Treatment duration: 12 weeks
2. Standard care group*: N = 32
Content: antipsychotics (first generation and second generation) and nursing
Delivered by: not reported
Frequency: not reported
Treatment duration: 12 weeks
Outcomes Global state: relapse**, rehospitalisation
Mental state: clinically important change (no improvement) ***; general, positive symptoms, negative symptoms, affective symptoms (PANSS scores), insight (SAI scores)
Functioning: social (PSP scores)
Satisfaction with treatment: leaving the study early
Unable to use:
Type and dosage of antipsychotic drugs received, number of staff on work, duration of work ‐ not predefined outcomes for this review
Notes *The term 'Treatment‐as‐usual (TAU)' was used in this paper; participants in CBT group also received standard care.
**Defined as PANSS score of any core symptom > 5 or PANSS score of two symptom > 4
***Defined as the reducing rate of PANSS score < 25%
Risk of bias
Bias Authors' judgement Support for judgement
Random sequence generation (selection bias) Low risk Quote: ''...computer generated random number...'' (p.333).
Comments: The investigators described a random component in the sequence generation process.
Allocation concealment (selection bias) Low risk Quote: "An independent researcher organized and assigned the random number." (p.333).
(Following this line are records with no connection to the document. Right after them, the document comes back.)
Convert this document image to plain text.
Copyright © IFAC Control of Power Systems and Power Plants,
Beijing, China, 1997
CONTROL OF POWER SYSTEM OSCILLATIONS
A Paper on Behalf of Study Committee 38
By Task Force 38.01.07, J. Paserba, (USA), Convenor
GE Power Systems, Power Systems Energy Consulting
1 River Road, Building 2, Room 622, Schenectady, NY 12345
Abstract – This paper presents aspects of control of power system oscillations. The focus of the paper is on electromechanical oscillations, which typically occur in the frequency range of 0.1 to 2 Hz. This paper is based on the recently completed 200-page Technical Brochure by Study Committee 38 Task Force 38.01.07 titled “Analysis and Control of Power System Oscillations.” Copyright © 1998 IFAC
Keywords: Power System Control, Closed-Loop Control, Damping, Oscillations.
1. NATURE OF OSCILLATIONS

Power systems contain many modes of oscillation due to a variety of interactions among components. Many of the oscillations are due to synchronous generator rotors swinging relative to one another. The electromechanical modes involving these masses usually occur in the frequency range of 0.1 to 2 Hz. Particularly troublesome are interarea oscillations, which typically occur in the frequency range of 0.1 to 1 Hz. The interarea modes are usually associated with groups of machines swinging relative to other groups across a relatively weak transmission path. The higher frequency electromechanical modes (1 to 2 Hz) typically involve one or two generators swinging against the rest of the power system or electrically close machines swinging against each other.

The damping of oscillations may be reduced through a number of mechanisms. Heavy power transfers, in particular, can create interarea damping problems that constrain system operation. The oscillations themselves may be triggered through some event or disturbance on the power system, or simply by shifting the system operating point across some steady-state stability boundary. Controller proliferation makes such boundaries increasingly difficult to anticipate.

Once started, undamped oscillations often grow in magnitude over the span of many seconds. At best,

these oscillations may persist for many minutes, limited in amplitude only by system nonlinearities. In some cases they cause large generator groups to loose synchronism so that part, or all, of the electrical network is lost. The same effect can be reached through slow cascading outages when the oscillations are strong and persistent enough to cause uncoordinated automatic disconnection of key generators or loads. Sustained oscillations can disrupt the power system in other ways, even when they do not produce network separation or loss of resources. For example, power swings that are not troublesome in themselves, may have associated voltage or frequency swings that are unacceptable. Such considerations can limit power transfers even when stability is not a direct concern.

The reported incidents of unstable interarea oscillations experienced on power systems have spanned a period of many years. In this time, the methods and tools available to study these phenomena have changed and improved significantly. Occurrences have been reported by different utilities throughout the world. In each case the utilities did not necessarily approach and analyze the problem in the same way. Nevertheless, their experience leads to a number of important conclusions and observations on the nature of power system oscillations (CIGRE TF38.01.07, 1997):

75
Comments: Allocation could not be foreseen.
Blinding of participants and personnel (performance bias) 
 All outcomes High risk Comments: No details of the blinding of participants and personnel were provided. However, as the CBT was based on standard care, participants and personnel were not likely to be blinded.
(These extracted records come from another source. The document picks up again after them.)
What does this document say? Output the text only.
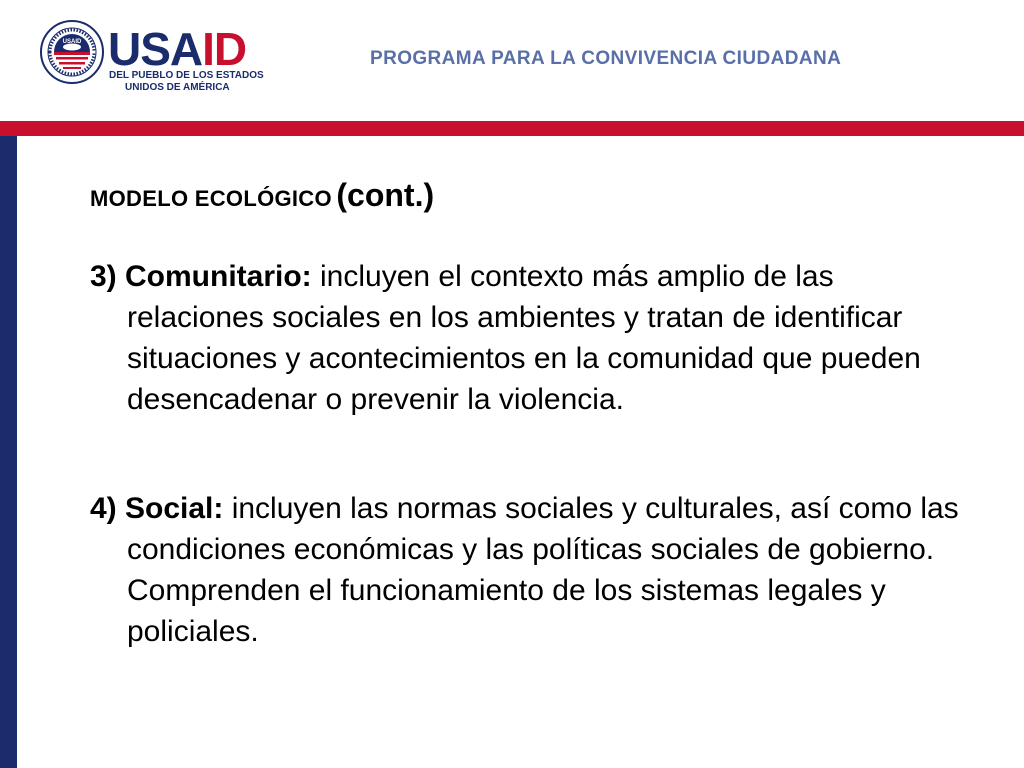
USAID USAID
DEL PUEBLO DE LOS ESTADOS
UNIDOS DE AMÉRICA
PROGRAMA PARA LA CONVIVENCIA CIUDADANA
MODELO ECOLÓGICO (cont.)
3) Comunitario: incluyen el contexto más amplio de las relaciones sociales en los ambientes y tratan de identificar situaciones y acontecimientos en la comunidad que pueden desencadenar o prevenir la violencia.
4) Social: incluyen las normas sociales y culturales, así como las condiciones económicas y las políticas sociales de gobierno. Comprenden el funcionamiento de los sistemas legales y policiales.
Blinding of outcome assessment (detection bias) 
 All outcomes Low risk Quote: "...participants were not allowed to give group information to researchers..." (p.334).
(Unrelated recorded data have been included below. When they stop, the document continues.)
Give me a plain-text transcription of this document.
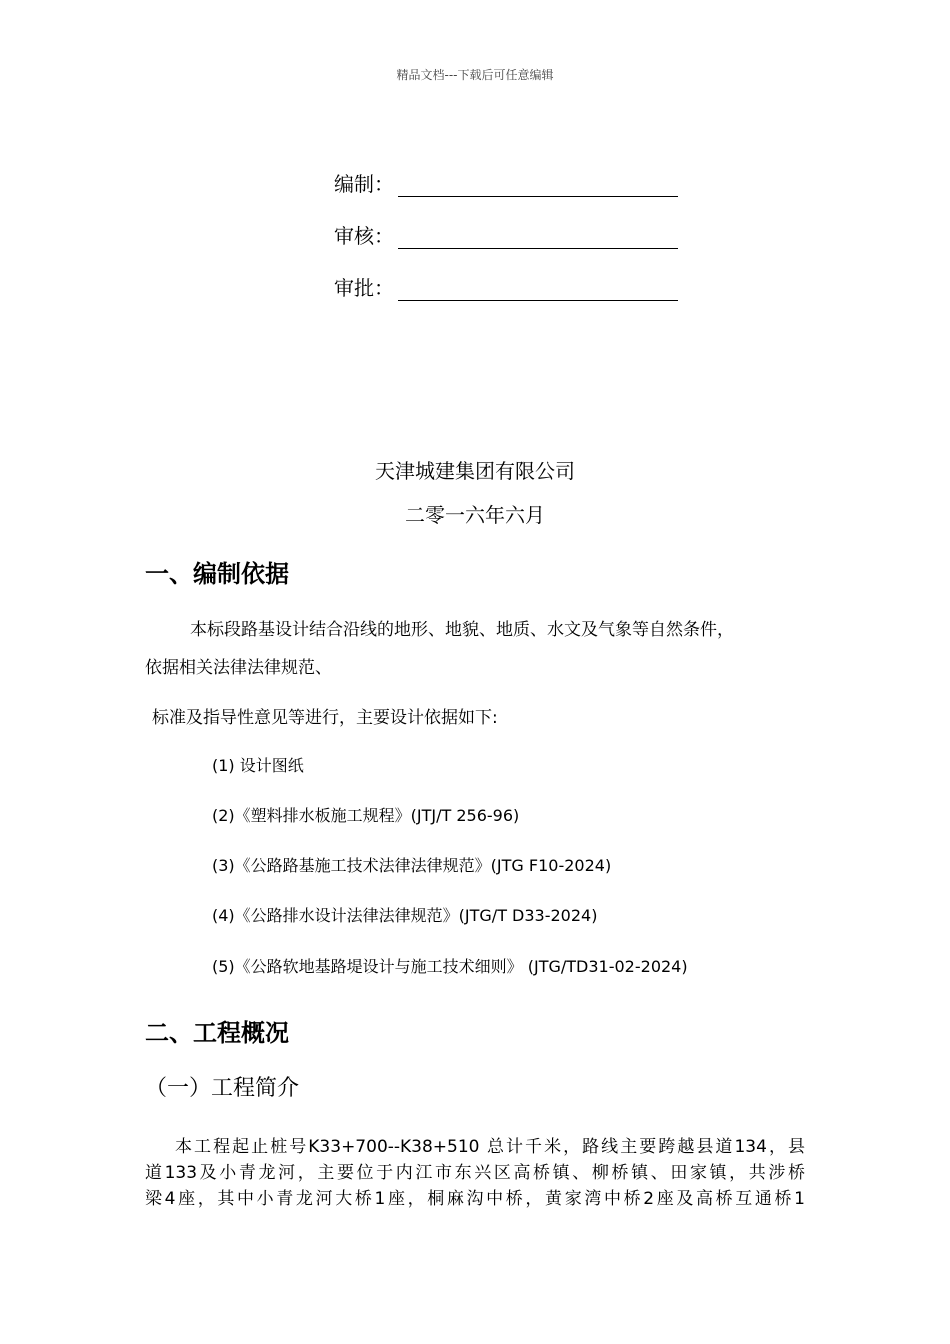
精品文档---下载后可任意编辑
编制：
审核：
审批：
天津城建集团有限公司
二零一六年六月
一、编制依据
本标段路基设计结合沿线的地形、地貌、地质、水文及气象等自然条件，
依据相关法律法律规范、
标准及指导性意见等进行，主要设计依据如下:
(1) 设计图纸
(2)《塑料排水板施工规程》(JTJ/T 256-96)
(3)《公路路基施工技术法律法律规范》(JTG F10-2024)
(4)《公路排水设计法律法律规范》(JTG/T D33-2024)
(5)《公路软地基路堤设计与施工技术细则》 (JTG/TD31-02-2024)
二、工程概况
（一）工程简介
本工程起止桩号K33+700--K38+510 总计千米，路线主要跨越县道134，县
道133及小青龙河，主要位于内江市东兴区高桥镇、柳桥镇、田家镇，共涉桥
梁4座，其中小青龙河大桥1座，桐麻沟中桥，黄家湾中桥2座及高桥互通桥1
Comments: The outcome assessor could not foresee assignment.
Incomplete outcome data (attrition bias) 
 All outcomes High risk Quote: ''ITT analysis was used to deal with drop‐outs.'' (p.335)
Comments: 2 participants (6.25%) in CBT group and 9 participants (28.1%) in control group left the study early or were lost to follow‐up. The number was not balanced in the two compared groups and no reasons reported, although ITT analysis was used. The dropout rate of the control group was high.
Selective reporting (reporting bias) Low risk Comments: All measured outcomes were reported.
Other bias Low risk Comments: none obvious. The study was funded by Beijing Medicine Research and Development Fund (009—1050); China and WHO cooperation: WPCHN1003566.